Secretaria da Saúde orienta a população para prevenção das leishmanioses e febre maculosa, destacando a importância do controle dos vetores

A Secretaria da Saúde do Paraná reforça cuidados contra o mosquito-palha e carrapato para prevenir doenças tropicais negligenciadas.
Entenda o impacto do mosquito-palha e carrapato no Paraná
Os cuidados contra mosquito-palha e carrapato são essenciais para o controle das leishmanioses e febre maculosa no Paraná, onde essas doenças tropicais negligenciadas têm apresentado casos significativos em 2025. O secretário estadual da Saúde, Beto Preto, destaca que a colaboração da população é fundamental para evitar infecções e garantir a eficácia das ações de saúde pública.

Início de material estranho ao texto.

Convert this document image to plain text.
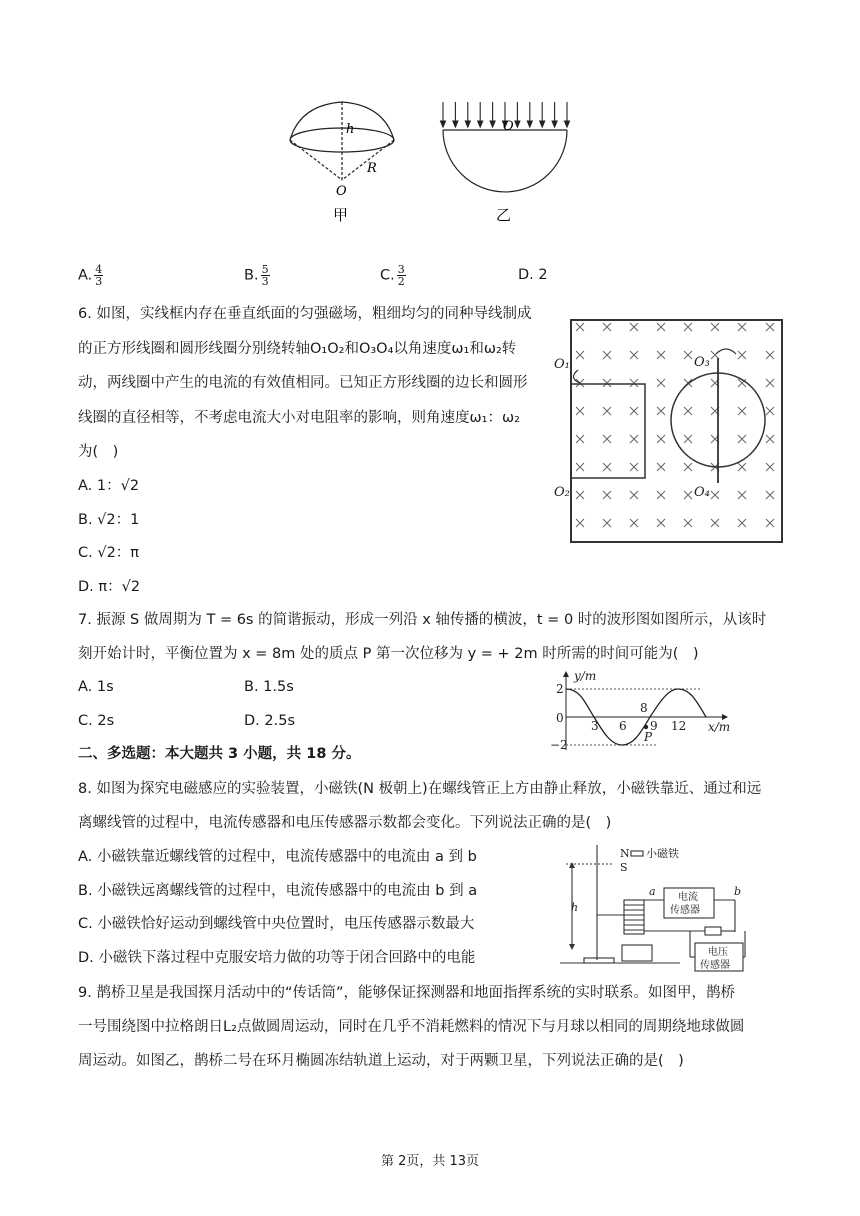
h
R
O
甲
O
乙
A. $\frac{4}{3}$	B. $\frac{5}{3}$	C. $\frac{3}{2}$	D. 2
6. 如图，实线框内存在垂直纸面的匀强磁场，粗细均匀的同种导线制成
的正方形线圈和圆形线圈分别绕转轴O₁O₂和O₃O₄以角速度ω₁和ω₂转
动，两线圈中产生的电流的有效值相同。已知正方形线圈的边长和圆形
线圈的直径相等，不考虑电流大小对电阻率的影响，则角速度ω₁：ω₂
为(　)
A. 1：√2
B. √2：1
C. √2：π
D. π：√2
O₁
O₂
O₃
O₄
7. 振源 S 做周期为 T = 6s 的简谐振动，形成一列沿 x 轴传播的横波，t = 0 时的波形图如图所示，从该时
刻开始计时，平衡位置为 x = 8m 处的质点 P 第一次位移为 y = + 2m 时所需的时间可能为(　)
A. 1s	B. 1.5s
C. 2s	D. 2.5s
y/m
x/m
0
2
−2
3 6 9 12
8
P
二、多选题：本大题共 3 小题，共 18 分。
8. 如图为探究电磁感应的实验装置，小磁铁(N 极朝上)在螺线管正上方由静止释放，小磁铁靠近、通过和远
离螺线管的过程中，电流传感器和电压传感器示数都会变化。下列说法正确的是(　)
A. 小磁铁靠近螺线管的过程中，电流传感器中的电流由 a 到 b
B. 小磁铁远离螺线管的过程中，电流传感器中的电流由 b 到 a
C. 小磁铁恰好运动到螺线管中央位置时，电压传感器示数最大
D. 小磁铁下落过程中克服安培力做的功等于闭合回路中的电能
小磁铁
N
S
a	b
h
电流
传感器
电压
传感器
9. 鹊桥卫星是我国探月活动中的“传话筒”，能够保证探测器和地面指挥系统的实时联系。如图甲，鹊桥
一号围绕图中拉格朗日L₂点做圆周运动，同时在几乎不消耗燃料的情况下与月球以相同的周期绕地球做圆
周运动。如图乙，鹊桥二号在环月椭圆冻结轨道上运动，对于两颗卫星，下列说法正确的是(　)
第 2页，共 13页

Perfil das doenças transmitidas e dados recentes no Paraná
A leishmaniose manifesta-se principalmente em duas formas: tegumentar e visceral. A tegumentar causa lesões na pele e mucosas, enquanto a visceral atinge órgãos internos, podendo ser fatal. Em 2025, foram notificados 536 casos de leishmaniose tegumentar, com 79,2% originados dentro do estado, e 10 casos de leishmaniose visceral, incluindo dois com transmissão local. A febre maculosa, causada por bactérias transmitidas pelo carrapato-estrela, teve 53 casos confirmados entre 2021 e 2025, sendo mais frequente em homens que frequentam áreas de mata, rios ou cachoeiras.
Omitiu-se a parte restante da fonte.